When SharedHardware is achievable

The SharedHardware preset (0.6ns, ~2 CPU cycles) is designed for detecting cycle-level leaks exploitable in SGX enclaves, containers, or cross-VM attacks. It’s achievable on:

x86_64: Works with the standard rdtsc timer
ARM64 with cycle-accurate timer: Works when running with sudo (+ --test-threads=1 on macOS)
ARM64 without cycle-accurate timer: Not achievable (θ_floor is ~21ns)
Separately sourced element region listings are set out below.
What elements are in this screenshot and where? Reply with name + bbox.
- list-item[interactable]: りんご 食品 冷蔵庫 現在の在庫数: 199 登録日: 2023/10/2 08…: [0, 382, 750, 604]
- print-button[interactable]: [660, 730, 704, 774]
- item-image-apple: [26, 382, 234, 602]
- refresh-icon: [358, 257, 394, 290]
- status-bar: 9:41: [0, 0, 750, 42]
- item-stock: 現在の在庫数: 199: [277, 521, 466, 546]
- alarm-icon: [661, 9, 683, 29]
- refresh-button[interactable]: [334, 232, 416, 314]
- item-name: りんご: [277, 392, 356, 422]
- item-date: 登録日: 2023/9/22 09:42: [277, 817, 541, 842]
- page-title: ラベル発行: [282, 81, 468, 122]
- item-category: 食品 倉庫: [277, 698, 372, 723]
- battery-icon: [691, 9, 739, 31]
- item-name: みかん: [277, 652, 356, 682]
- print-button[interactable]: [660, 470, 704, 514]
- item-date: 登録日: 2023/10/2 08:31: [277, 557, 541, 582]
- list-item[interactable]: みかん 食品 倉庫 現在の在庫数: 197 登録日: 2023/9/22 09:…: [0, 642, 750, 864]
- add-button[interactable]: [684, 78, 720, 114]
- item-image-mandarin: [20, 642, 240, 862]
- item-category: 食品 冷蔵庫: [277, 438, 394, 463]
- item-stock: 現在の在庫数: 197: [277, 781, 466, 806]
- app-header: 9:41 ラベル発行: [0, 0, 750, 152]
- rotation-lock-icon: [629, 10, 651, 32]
If you need SharedHardware-level precision but can’t achieve it, consider:

Testing on x86_64 hardware where rdtsc provides inherent precision
Using Custom { threshold_ns: 10.0 } as a realistic “shared hardware” threshold for ARM64 without cycle-accurate timing
Accepting that some ultra-fine-grained leaks may not be detectable on your platform

Reading precision in results

The outcome includes diagnostic information about precision:

use tacet::Outcome;

match outcome {
    Outcome::Pass { diagnostics, .. } | Outcome::Fail { diagnostics, .. } => {
        // What you requested
        let requested = diagnostics.theta_user;

        // What was actually tested
        let effective = diagnostics.theta_eff;

        if effective > requested {
            println!(
                "Note: Threshold elevated from {:.1}ns to {:.1}ns",
                requested, effective
            );
        }
    }
    // ...
}

import { Outcome } from '@tacet/tacet';

if (result.outcome === Outcome.Pass || result.outcome === Outcome.Fail) {
    const { diagnostics } = result;

    // What you requested
    const requested = diagnostics.thetaUser;

    // What was actually tested
    const effective = diagnostics.thetaEff;

    if (effective > requested) {
        console.log(
            `Note: Threshold elevated from ${requested.toFixed(1)}ns to ${effective.toFixed(1)}ns`
        );
    }
}

#include <tacet/tacet.h>

if (result.outcome == TO_OUTCOME_PASS || result.outcome == TO_OUTCOME_FAIL) {
    // What you requested
    double requested = result.diagnostics.theta_user;

    // What was actually tested
    double effective = result.diagnostics.theta_eff;

    if (effective > requested) {
        printf("Note: Threshold elevated from %.1fns to %.1fns\n",
               requested, effective);
    }
}

#include <tacet/tacet.hpp>

if (result.outcome == tacet::Outcome::Pass ||
    result.outcome == tacet::Outcome::Fail) {
    const auto& diagnostics = result.diagnostics;

    // What you requested
    double requested = diagnostics.theta_user;

    // What was actually tested
    double effective = diagnostics.theta_eff;

    if (effective > requested) {
        std::cout << "Note: Threshold elevated from "
                  << std::fixed << std::setprecision(1)
                  << requested << "ns to " << effective << "ns\n";
    }
}

package main

import (
    "fmt"
    "github.com/tacet-project/tacet-go"
)

func main() {
    result := tacet.Test(/* ... */)

    if result.Outcome == tacet.Pass || result.Outcome == tacet.Fail {
        // What you requested
        requested := result.Diagnostics.ThetaUser

        // What was actually tested
        effective := result.Diagnostics.ThetaEff

        if effective > requested {
            fmt.Printf("Note: Threshold elevated from %.1fns to %.1fns\n",
                requested, effective)
        }
    }
}

A ThresholdElevated flag in diagnostics indicates when elevation occurred.